Fra Elia’s second mission to Ukraine – Jun 2023

    On Friday, June 16, after a brief meeting with the Chancellor of the Curia in Rzeszów and a stop at a religious goods store, in the early afternoon hours, about thirty kilometers from the Ukrainian border, we met Father Orestes, who together with the driver came to pick us up to take us to Lviv.

    As we crossed the border, we immediately realized that we had entered a country at war because of the many military personnel we encountered and the checkpoints that occasionally crossed along the road.
    Without taking into account the different Protestant groups, there are four sister Christian churches in Ukraine: the Orthodox Church loyal to the Moscow Patriarchate, the Ukrainian autocephalous (i.e., independent) Orthodox Church, which reports to the Kiev Patriarchate, the Greek Catholic Church, so called because although it follows the Orthodox liturgy, it recognizes the authority of the Roman Pontiff, and finally the Latin Church, i.e., Roman Catholics like us in Italy.

    Back in 2017 we were guests of the Greek Catholic Parish of the Resurrection, and upon our arrival we find many familiar faces, starting with the parish priest, Fr. Sergius.
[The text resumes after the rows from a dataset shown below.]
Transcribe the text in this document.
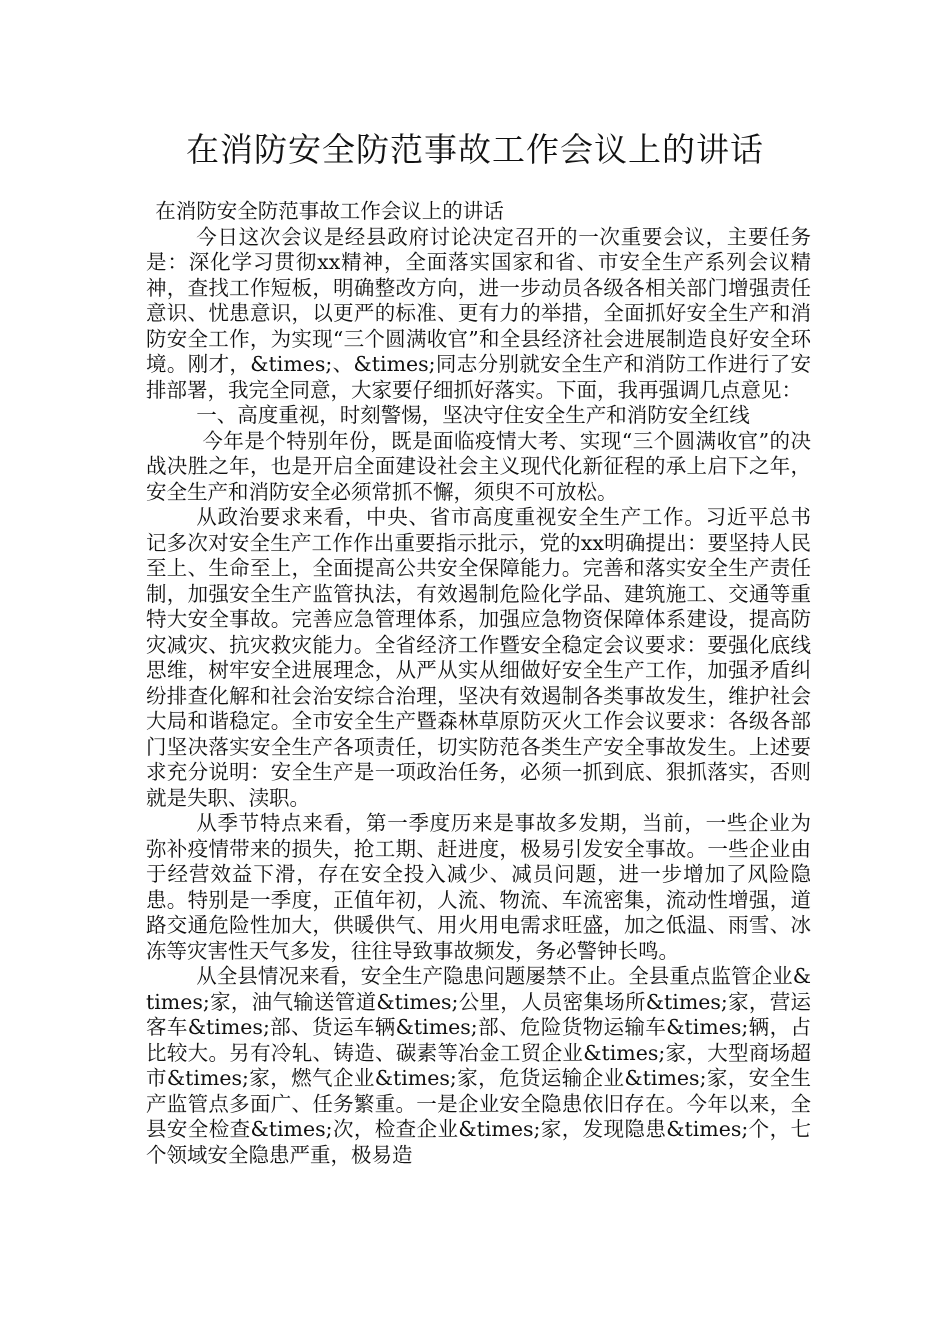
在消防安全防范事故工作会议上的讲话

在消防安全防范事故工作会议上的讲话

今日这次会议是经县政府讨论决定召开的一次重要会议，主要任务是：深化学习贯彻xx精神，全面落实国家和省、市安全生产系列会议精神，查找工作短板，明确整改方向，进一步动员各级各相关部门增强责任意识、忧患意识，以更严的标准、更有力的举措，全面抓好安全生产和消防安全工作，为实现“三个圆满收官”和全县经济社会进展制造良好安全环境。刚才，&times;、&times;同志分别就安全生产和消防工作进行了安排部署，我完全同意，大家要仔细抓好落实。下面，我再强调几点意见：

一、高度重视，时刻警惕，坚决守住安全生产和消防安全红线

今年是个特别年份，既是面临疫情大考、实现“三个圆满收官”的决战决胜之年，也是开启全面建设社会主义现代化新征程的承上启下之年，安全生产和消防安全必须常抓不懈，须臾不可放松。

从政治要求来看，中央、省市高度重视安全生产工作。习近平总书记多次对安全生产工作作出重要指示批示，党的xx明确提出：要坚持人民至上、生命至上，全面提高公共安全保障能力。完善和落实安全生产责任制，加强安全生产监管执法，有效遏制危险化学品、建筑施工、交通等重特大安全事故。完善应急管理体系，加强应急物资保障体系建设，提高防灾减灾、抗灾救灾能力。全省经济工作暨安全稳定会议要求：要强化底线思维，树牢安全进展理念，从严从实从细做好安全生产工作，加强矛盾纠纷排查化解和社会治安综合治理，坚决有效遏制各类事故发生，维护社会大局和谐稳定。全市安全生产暨森林草原防灭火工作会议要求：各级各部门坚决落实安全生产各项责任，切实防范各类生产安全事故发生。上述要求充分说明：安全生产是一项政治任务，必须一抓到底、狠抓落实，否则就是失职、渎职。

从季节特点来看，第一季度历来是事故多发期，当前，一些企业为弥补疫情带来的损失，抢工期、赶进度，极易引发安全事故。一些企业由于经营效益下滑，存在安全投入减少、减员问题，进一步增加了风险隐患。特别是一季度，正值年初，人流、物流、车流密集，流动性增强，道路交通危险性加大，供暖供气、用火用电需求旺盛，加之低温、雨雪、冰冻等灾害性天气多发，往往导致事故频发，务必警钟长鸣。

从全县情况来看，安全生产隐患问题屡禁不止。全县重点监管企业&times;家，油气输送管道&times;公里，人员密集场所&times;家，营运客车&times;部、货运车辆&times;部、危险货物运输车&times;辆，占比较大。另有冷轧、铸造、碳素等冶金工贸企业&times;家，大型商场超市&times;家，燃气企业&times;家，危货运输企业&times;家，安全生产监管点多面广、任务繁重。一是企业安全隐患依旧存在。今年以来，全县安全检查&times;次，检查企业&times;家，发现隐患&times;个，七个领域安全隐患严重，极易造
    After settling down in the rooms, as we were instructed, we had dinner together with some of the priests of the parish, and the conversation inevitably fell on the war, out of curiosity to know Fra Elia’s thoughts on the subject and especially to get some indication from him about the conclusion of hostilities. Having anticipated being questioned on these issues, after much prayer and reflection, Fra Elia summarized his thoughts in this way, “If you want peace, lay down your arms!” a phrase that well sums up the Gospel’s dictate of love to one’s enemies (cf. Mt. 5:44) and manifests the will and courage to seek only in God one’s refuge and defense, to disarm one’s enemies with the power of divine love. A point of view that leaves our interlocutors dumbfounded and without any argument to counter it, except the reason of self-defense in response to the aggression suffered.

    On Saturday morning, after the first Mass at 9 a.m., we go to visit Metropolitan Igor, who invited us to this new mission and whom we have already met in 2017. Afterwards we go to the military hospital, where Fra Elia visits all the inpatients in the surgical ward, almost all of whom are amputees in the lower or upper limbs, leaving each one a rosary, along with his prayer and blessing, to kindle the light of hope in the hearts of these men, humbled in their bodies forever by the wounds of war.

    Leaving the hospital, we go to the so-called “Cemetery of Heroes”, where hundreds of young men between the ages of twenty and forty who died in battle are buried, again for a prayer stop. There is time for a walk around the city, which apparently moves in normalcy, as if there were no war. After lunch at the restaurant, we return to the parish, which is located in a very peripheral area to the city center, where we are at this time.
    Sunday is an endless celebration of Holy Masses, one after another, until three o’clock in the afternoon, when we finally stop for lunch. At the end of each celebration, there is space for my brief presentation of Fra Elia and his catechesis and blessing of those present with holy water.

    Monday morning Fra Elia listens to a group of people gathered by the priests in a room under the church. However, not having activated a filter to give preference to the truly sick, so many people eventually sneak in that the meeting ends at 4 p.m., to rush to the restaurant where a lunch of thanksgiving and farewell to Fra Elia is prepared. It is also an opportunity to talk about a future mission to Lviv, possibly still in June.
    Many people, who met with Fra Elia in 2017, gave testimony to the priests of the physical and spiritual benefits received, and some even reported special graces these days as well.

    We leave Ukraine, taking with us so many images of suffering, of fear, but also of great faith in the Lord, to free this people from their sufferings, certain that we will return again, and this time in the peace of God and men.